Unified Tensile Fracture Criterion

We find that the classical failure criteria, i.e., maximum normal stress criterion, Tresca criterion, Mohr-Coulomb criterion, and von Mises criterion, cannot satisfactorily explain the tensile fracture behavior of the bulk metallic glass (BMG) materials. For a better description, we propose an ellipse criterion as a new failure criterion to unify the four classical criteria above and apply it to exemplarily describe the tensile fracture behavior of BMGs as well as a variety of other materials. It is suggested that each of the classical failure criteria can be unified by the present ellipse criterion depending on the difference of the ratio $\alpha ={\tau }_0/{\sigma }_0$.

Figure 1

(a) Illustration of a tensile specimen and shear plane and (b) distribution of normal stress $\sigma$ and shear stress $\tau$ on any shear plane of a tensile specimen.

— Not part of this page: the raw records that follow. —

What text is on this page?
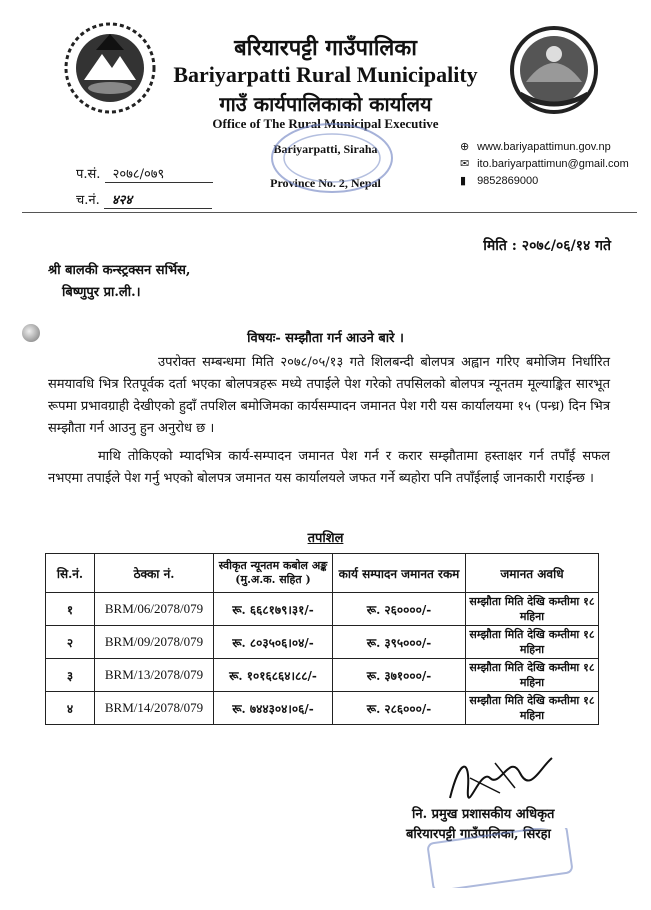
बरियारपट्टी गाउँपालिका
Bariyarpatti Rural Municipality
गाउँ कार्यपालिकाको कार्यालय
Office of The Rural Municipal Executive
Bariyarpatti, Siraha
Province No. 2, Nepal
⊕ www.bariyapattimun.gov.np
✉ ito.bariyarpattimun@gmail.com
▮ 9852869000
प.सं. २०७८/०७९
च.नं. ४२४
मिति : २०७८/०६/१४ गते
श्री बालकी कन्स्ट्रक्सन सर्भिस,
बिष्णुपुर प्रा.ली.।
विषयः- सम्झौता गर्न आउने बारे ।
उपरोक्त सम्बन्धमा मिति २०७८/०५/१३ गते शिलबन्दी बोलपत्र अह्वान गरिए बमोजिम निर्धारित समयावधि भित्र रितपूर्वक दर्ता भएका बोलपत्रहरू मध्ये तपाईले पेश गरेको तपसिलको बोलपत्र न्यूनतम मूल्याङ्कित सारभूत रूपमा प्रभावग्राही देखीएको हुदाँ तपशिल बमोजिमका कार्यसम्पादन जमानत पेश गरी यस कार्यालयमा १५ (पन्ध्र) दिन भित्र सम्झौता गर्न आउनु हुन अनुरोध छ ।
माथि तोकिएको म्यादभित्र कार्य-सम्पादन जमानत पेश गर्न र करार सम्झौतामा हस्ताक्षर गर्न तपाँई सफल नभएमा तपाईले पेश गर्नु भएको बोलपत्र जमानत यस कार्यालयले जफत गर्ने ब्यहोरा पनि तपाँईलाई जानकारी गराईन्छ ।
तपशिल
सि.नं.	ठेक्का नं.	स्वीकृत न्यूनतम कबोल अङ्क (मु.अ.क. सहित )	कार्य सम्पादन जमानत रकम	जमानत अवधि
१	BRM/06/2078/079	रू. ६६८१७९।३१/-	रू. २६००००/-	सम्झौता मिति देखि कम्तीमा १८ महिना
२	BRM/09/2078/079	रू. ८०३५०६।०४/-	रू. ३९५०००/-	सम्झौता मिति देखि कम्तीमा १८ महिना
३	BRM/13/2078/079	रू. १०१६८६४।८८/-	रू. ३७१०००/-	सम्झौता मिति देखि कम्तीमा १८ महिना
४	BRM/14/2078/079	रू. ७४४३०४।०६/-	रू. २८६०००/-	सम्झौता मिति देखि कम्तीमा १८ महिना
नि. प्रमुख प्रशासकीय अधिकृत
बरियारपट्टी गाउँपालिका, सिरहा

Schematic illustration of tensile failure based on (c) maximum normal stress criterion at ${\sigma }_0<2{\tau }_0$ and ${\theta }_T=90°$, (d) Tresca criterion at ${\sigma }_0>2{\tau }_0$ and ${\theta }_T=45°$, (e) Mohr-Coulomb criterion at $45°<{\theta }_T<90°$, and (f) von Mises criterion at ${\theta }_T=60°$.

Figure 2

Schematic illustration of the ellipse criterion at different conditions: (a) $\alpha ={\tau }_0/{\sigma }_o\to 0$ or ${\sigma }_o\to \infty$ and ${\theta }_T\approx 45°$; (b) $0<\alpha ={\tau }_0/{\sigma }_o<\sqrt{2}/2$ and $45°<{\theta }_T<90°$; (c) $\alpha ={\tau }_0/{\sigma }_o\ge \sqrt{2}/2$ and ${\theta }_T=90°$.

Figure 3

Dependence of tensile fracture strength ${\sigma }_T$ and tensile shear fracture angle ${\theta }_T$ on the ratio $\alpha ={\tau }_0/{\sigma }_o$ according to the ellipse criterion. In a different range of $\alpha ={\tau }_0/{\sigma }_o$, each of the four classical failure criteria can be unified by the present ellipse criterion.